Re: How to control (in a generic way) population of Excel file from another Excel file
by cormanaz (Deacon) on Nov 10, 2015 at 15:28 UTC
    Since you say you know how to use Excel through OLE I've ommitted some details here. You can create an array like: my @swap = (['A','C'],['C','A']); Then open two sheets and iterate over the rows, like so:
    for my $row (0..$lastrow) { for my $i (0..$#swap) { $Sheet2->Range($swap[$i][1].$row)->{'Value'} = $Sheet1->Range($swa +p[$i][0].$row)->{'Value'}; } }
    where $lastrow is gotten from the original sheet. There may be some other way to copy and paste an entire column using OLE commands, but I'm afraid that would take getting into the weeds of the Excel API. This is pretty straightforward, and you could easily implement it as a subroutine.

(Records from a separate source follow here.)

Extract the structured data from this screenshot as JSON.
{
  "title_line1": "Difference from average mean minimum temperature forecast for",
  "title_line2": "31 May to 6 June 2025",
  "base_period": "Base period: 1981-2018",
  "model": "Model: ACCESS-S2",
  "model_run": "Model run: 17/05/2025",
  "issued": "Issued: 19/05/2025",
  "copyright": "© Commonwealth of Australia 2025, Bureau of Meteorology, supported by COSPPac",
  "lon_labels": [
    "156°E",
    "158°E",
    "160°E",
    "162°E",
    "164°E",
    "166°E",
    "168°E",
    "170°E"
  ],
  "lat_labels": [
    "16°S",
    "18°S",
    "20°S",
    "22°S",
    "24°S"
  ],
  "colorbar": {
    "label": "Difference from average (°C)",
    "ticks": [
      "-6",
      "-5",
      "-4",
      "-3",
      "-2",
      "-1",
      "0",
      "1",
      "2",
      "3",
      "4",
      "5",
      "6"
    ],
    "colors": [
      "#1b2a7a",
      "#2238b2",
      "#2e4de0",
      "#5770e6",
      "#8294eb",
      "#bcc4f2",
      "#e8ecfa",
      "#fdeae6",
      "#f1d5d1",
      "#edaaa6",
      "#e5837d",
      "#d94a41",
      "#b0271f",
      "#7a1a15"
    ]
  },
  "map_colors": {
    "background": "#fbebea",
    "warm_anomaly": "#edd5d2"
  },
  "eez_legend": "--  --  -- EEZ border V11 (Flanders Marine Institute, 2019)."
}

      Thank you for your reply. That is roughly the approach so far. Identify the source and target column - make some sort of notation - very similar to your @swap array - and let it drive OLE operations. It is simple but somehow I feel I am not doing it right. Every time I need something more sophisticated I need another new class of "rule" and associated handler code. On a positive side that rule syntax is primitive enough that anybody can maintain the rules file.

      I have not done a lot in XML but I thought that perhaps the way to go was to convert both XLS files to XML and then use something like XLST to manipulate target XML based on source one. Is it something that offers some inherent advantage or am I opening Pandora's box trying it?

        If you're thinking about something like that, why not dump your data into a SQL database and access it that way? Perl has excellent SQL integration and SQL lets you slice and dice data any way you want. If you search on Perl SQL you will find all kinds of tutorials and guides.
Re: How to control (in a generic way) population of Excel file from another Excel file
by VinsWorldcom (Prior) on Nov 10, 2015 at 21:39 UTC
      Thanks a lot! Very helpful to have a working example and compare notes! I wrote a small library for myself - to do various basic tasks on Excel files and it grew over time to 18K lines but badly needs refactoring. Somewhere there I am doing similar things to your script but it will be VERY helpful to look at same problem from different perspective. And some things in OLE I struggled with. Thank you!

        Mine could use some cleaning up too. But it works for what I needed, so never went back to clean it up.